JIPT addresses JBER’s needs through proactive leadership

  • Published
  • By Airman 1st Class Crystal A. Jenkins
  • JBER Public Affairs

The Joint Implementation Prevention Team addresses community concerns and needs every third Thursday of every month at Joint Base Elmendorf-Richardson.

Similar to a Community Action Information Board at an Air Force base, the JIPT brings together JBER community subject matter experts on resources and leadership. The meeting is a way to discuss concerns or address issues concerning the community.

 “I want everyone in our community, no matter what uniform they wear, to know about the resources available to them at JBER,” said Carolyn Craig-Sprow, community support coordinator and executive director of the JIPT. “The contributing keys to bringing our annual Community Action Plan together involves results from the most recent U.S. Air Force Rand survey labeled “2017 Air Force Community Feedback Tool” and the “Community Strengths and Themes Assessment” used by the U.S. Army Public Health Center/Community Health Promotion Council.

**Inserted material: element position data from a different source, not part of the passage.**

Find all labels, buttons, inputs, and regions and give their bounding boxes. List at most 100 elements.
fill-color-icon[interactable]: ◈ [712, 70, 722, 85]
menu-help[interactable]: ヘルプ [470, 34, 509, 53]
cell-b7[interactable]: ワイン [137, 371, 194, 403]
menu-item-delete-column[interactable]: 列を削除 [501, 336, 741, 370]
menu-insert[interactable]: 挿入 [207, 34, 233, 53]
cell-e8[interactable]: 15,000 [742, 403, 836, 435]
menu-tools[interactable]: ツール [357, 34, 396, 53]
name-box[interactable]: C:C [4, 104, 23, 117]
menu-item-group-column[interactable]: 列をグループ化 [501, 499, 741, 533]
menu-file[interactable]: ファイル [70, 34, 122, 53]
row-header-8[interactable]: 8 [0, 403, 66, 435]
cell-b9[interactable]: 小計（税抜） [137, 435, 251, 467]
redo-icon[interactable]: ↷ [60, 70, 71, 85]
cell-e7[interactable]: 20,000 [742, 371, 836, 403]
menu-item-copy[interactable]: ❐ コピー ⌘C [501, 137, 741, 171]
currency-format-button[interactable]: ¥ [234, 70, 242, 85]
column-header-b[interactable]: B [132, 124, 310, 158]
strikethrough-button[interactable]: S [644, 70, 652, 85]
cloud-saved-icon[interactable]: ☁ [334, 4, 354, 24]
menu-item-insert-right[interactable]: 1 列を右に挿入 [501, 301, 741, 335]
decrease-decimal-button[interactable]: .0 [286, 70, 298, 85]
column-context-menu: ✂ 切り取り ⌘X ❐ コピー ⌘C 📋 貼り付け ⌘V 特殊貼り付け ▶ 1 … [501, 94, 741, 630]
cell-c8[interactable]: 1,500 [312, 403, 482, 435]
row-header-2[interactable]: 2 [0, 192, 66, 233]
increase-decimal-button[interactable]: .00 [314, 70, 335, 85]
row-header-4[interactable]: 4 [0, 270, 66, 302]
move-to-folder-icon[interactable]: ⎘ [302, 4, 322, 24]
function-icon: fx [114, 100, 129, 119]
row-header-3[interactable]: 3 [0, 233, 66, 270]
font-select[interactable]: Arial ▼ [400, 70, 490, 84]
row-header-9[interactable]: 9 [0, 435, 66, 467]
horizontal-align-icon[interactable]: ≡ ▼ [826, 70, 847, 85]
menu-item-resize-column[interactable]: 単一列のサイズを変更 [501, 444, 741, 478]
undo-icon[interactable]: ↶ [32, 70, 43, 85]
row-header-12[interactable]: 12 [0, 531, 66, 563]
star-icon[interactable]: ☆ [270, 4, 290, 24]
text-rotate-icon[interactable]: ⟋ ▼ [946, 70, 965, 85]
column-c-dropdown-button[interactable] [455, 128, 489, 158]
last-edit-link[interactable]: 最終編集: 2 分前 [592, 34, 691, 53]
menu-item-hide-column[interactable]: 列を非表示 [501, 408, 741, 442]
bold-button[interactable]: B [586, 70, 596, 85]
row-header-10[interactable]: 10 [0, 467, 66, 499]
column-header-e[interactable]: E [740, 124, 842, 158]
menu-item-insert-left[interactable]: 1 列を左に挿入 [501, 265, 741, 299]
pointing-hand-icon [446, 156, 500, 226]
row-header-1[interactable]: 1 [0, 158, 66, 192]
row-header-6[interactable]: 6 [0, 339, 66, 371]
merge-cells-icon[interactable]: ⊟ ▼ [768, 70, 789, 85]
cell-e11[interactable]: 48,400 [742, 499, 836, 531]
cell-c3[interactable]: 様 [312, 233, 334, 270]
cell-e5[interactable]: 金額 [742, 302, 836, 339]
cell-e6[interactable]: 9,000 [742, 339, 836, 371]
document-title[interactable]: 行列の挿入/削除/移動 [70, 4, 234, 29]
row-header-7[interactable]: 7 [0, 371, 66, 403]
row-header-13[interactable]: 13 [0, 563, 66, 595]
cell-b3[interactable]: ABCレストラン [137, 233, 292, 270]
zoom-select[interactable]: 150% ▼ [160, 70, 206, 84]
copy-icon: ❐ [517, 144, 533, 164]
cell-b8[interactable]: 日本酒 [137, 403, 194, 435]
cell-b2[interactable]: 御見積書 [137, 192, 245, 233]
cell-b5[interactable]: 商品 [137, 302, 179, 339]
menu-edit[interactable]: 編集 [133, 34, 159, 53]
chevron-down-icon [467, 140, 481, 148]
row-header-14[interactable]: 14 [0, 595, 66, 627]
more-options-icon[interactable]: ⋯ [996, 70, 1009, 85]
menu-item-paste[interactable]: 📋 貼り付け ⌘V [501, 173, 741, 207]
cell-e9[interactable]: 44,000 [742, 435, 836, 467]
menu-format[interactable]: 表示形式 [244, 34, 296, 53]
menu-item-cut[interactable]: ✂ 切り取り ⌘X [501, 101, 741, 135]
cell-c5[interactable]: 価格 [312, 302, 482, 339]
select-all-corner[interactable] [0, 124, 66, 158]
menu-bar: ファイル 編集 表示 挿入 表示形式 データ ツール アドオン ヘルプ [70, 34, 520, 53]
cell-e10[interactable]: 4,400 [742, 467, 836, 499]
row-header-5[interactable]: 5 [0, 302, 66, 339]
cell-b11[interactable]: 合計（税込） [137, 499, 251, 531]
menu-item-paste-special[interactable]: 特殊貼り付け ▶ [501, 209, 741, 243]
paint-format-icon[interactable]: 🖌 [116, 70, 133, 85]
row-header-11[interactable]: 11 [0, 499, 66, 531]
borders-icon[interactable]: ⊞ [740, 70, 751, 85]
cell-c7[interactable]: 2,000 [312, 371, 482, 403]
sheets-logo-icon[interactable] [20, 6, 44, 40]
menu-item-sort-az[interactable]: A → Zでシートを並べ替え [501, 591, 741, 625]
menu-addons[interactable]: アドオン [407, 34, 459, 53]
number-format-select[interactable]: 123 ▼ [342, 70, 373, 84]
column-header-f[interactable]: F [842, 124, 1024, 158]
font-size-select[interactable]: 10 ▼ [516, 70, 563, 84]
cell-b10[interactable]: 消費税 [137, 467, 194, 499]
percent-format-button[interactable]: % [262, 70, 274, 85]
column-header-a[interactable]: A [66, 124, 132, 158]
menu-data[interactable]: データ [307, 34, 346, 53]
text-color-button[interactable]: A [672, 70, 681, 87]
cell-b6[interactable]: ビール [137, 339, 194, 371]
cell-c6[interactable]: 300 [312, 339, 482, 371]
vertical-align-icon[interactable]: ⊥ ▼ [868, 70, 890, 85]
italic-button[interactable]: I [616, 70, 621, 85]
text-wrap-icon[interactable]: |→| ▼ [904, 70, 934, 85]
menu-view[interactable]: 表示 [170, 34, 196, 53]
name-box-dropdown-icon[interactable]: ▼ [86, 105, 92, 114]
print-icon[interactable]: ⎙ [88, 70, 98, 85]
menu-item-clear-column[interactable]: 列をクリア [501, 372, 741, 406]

Currently the JIPT is working on the installation’s Joint Action Plan to serve as a guide to what is most relevant in meeting the community’s needs, Craig-Sprow said.

Once things have been discussed, issues are sent forward to the Joint Action Wellness Council for consideration and approval.

“Here the JIPT and JWAC are able to help peel back the root cause of some of the problems faced locally,” said William Kays, U.S. Army Alaska health promotion officer. “For instance, last year a physical therapist identified high instances of muscle skeletal injuries among Soldiers who were on profiles and stationed at Fort Wainwright and JBER, Alaska. The trend was able to be addressed and an exercise program was designed to meet the needs of the soldiers on these profiles.”

The results from the program rendered a five-percent increase in readiness and an eight-percent decrease in Soldiers on profiles during a nine-month time frame.

It also fixed the real problem of having Soldiers doing things they were not supposed to do and as a result getting medically boarded out of the military because of serious injuries, Kays said.

Another example of this team impact happened two years ago, when it was identified through the JIPT that suicide rates were higher in the late spring and early summer. Annual refresher training was then switched from the traditional September timeframe to March and April.

“The helping agencies are often able to identify trends and point them out to the JIPT which can lead towards prevention and intervention versus reaction,” Kays said. “The value of our leadership’s participation in the JIPT is available to commands to build individual and unit readiness as a whole by highlighting resources available to the entire JBER community. We recognize through this joint team that we all have similar issues.”